I cannot say that I was completely thrilled with this book. In fact, it's a little difficult for me to say I even like the book. I don't say that very often, but I think that honesty is very important when it comes to these reviews, and I really was not a huge fan. Ultimately, there were quite a bit of flaws with the novel that made it a frustrating read for me, so I can only imagine what it might be like for a young adult to read the novel. One of my students picked it up for his book review project last week, and I can't help but worry for him and how he might struggle to get through it.
Problem #1: Issues with time.
One of the biggest flaws with this novel is how much it jumps around. After reading Writing Young Adult Fiction for Dummies, I understand that sometimes it is important to skip around a bit so that the reader is not bored. However, I also know that skipping around too much can be frustrating, and that is what happens in Enclave. There will be times when Aguirre will write things like "the past two weeks happened quickly" or "After a few days." It seems like quite a bit of time to skip within the novel, and it leaves the reader wondering what happened in all of that time - two weeks is a pretty lengthy amount of time, after all. If it happened once or twice, that would be one thing. Unfortunately, it happens constantly throughout the novel.
Problem #2: Gender Roles.
Another big issue with the novel is the idea of different gender roles. In the Enclave, where the main characters start off, it does not seem to specify anyone by their gender. Instead, they are known by their job once they come of age; Builder, Breeder, or Hunter. I liked the idea of not having specific gender roles until the main female character, Deuce, became a HUNTRESS. Notice the female title. None of the other occupations have different titles for males or females, yet Deuce calls herself this throughout the entirety of the novel. While this might seem like a small issues, it creates inconsistency, which can lead to huge problems within a novel.

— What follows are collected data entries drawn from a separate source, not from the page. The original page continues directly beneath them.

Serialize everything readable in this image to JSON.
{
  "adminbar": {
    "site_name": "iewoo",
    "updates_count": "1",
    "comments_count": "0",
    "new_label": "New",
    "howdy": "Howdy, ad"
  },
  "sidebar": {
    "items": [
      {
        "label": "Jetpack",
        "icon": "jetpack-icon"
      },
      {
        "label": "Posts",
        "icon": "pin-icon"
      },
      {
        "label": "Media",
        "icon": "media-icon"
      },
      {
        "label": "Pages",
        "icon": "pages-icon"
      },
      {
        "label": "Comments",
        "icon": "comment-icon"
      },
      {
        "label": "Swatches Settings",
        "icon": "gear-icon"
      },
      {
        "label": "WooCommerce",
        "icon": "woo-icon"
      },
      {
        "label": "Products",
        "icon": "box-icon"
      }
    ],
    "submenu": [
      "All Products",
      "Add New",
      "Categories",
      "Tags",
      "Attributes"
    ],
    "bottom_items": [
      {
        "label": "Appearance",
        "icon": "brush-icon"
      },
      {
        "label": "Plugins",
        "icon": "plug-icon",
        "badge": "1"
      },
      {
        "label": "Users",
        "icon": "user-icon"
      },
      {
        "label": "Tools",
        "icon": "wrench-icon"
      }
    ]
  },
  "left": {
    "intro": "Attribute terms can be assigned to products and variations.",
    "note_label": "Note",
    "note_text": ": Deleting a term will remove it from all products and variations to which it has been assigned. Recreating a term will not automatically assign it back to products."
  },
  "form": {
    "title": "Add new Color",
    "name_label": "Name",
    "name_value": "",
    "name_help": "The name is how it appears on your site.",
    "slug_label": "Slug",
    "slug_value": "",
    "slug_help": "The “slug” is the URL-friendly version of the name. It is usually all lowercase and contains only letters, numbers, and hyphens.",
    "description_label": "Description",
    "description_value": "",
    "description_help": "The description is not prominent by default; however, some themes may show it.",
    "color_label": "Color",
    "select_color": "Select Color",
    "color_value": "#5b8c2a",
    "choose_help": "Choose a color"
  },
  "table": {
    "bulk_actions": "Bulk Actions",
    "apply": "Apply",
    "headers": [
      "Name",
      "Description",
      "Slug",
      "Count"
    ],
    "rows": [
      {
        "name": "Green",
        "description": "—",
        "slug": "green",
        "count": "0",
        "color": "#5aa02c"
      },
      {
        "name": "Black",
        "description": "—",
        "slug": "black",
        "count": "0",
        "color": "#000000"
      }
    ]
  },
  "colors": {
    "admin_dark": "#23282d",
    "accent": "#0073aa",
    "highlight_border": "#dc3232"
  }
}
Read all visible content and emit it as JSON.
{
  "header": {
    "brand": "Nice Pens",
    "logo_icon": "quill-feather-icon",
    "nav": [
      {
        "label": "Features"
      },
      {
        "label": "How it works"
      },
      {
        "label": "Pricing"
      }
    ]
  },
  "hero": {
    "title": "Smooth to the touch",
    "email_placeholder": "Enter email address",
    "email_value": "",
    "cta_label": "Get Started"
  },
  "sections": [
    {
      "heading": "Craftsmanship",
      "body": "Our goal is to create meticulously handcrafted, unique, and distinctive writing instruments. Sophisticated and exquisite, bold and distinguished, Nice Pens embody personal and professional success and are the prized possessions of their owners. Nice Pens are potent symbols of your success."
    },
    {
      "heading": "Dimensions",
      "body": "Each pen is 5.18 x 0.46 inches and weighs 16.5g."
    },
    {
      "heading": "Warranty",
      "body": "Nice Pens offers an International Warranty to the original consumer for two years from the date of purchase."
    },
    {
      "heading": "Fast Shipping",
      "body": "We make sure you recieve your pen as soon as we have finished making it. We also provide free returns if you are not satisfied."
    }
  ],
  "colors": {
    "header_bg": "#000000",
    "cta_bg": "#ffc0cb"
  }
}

Problem #3: Inconsistencies in titles.
The last problem that I really see is the inconsistency of the words that Aguirre uses throughout the novel. As I said earlier, I am not a fan of reading zombie books. While I am okay with the occasional undead movie, I do not really enjoy reading about them. To make it worse, Aguirre created a different name for the zombies depending on where the characters are. Underground they call them "Freaks," Topside (above ground, in what used to be NYC) they call them "Muties," and in Salvation (a different town) they call them "Eaters." While I understand that sometimes places have different names for things, it makes it a bit confusing throughout the novel. Even some of the characters seem to be confused by it themselves, in fact.
The book is not all bad, though. The characters really are enjoyable when you are able to focus on them. Deuce is all about trying to be strong and prove herself to be a good huntress, while being partnered with Fade, who was found when he was younger and brought to the Enclave when he seemed strong enough to be of use. Their relationship becomes interesting as they deal with being hunting partners and then being banished to Topside for taking blame for something they did not do. The book has a few redeeming qualities, but they can be a bit difficult to find between everything else.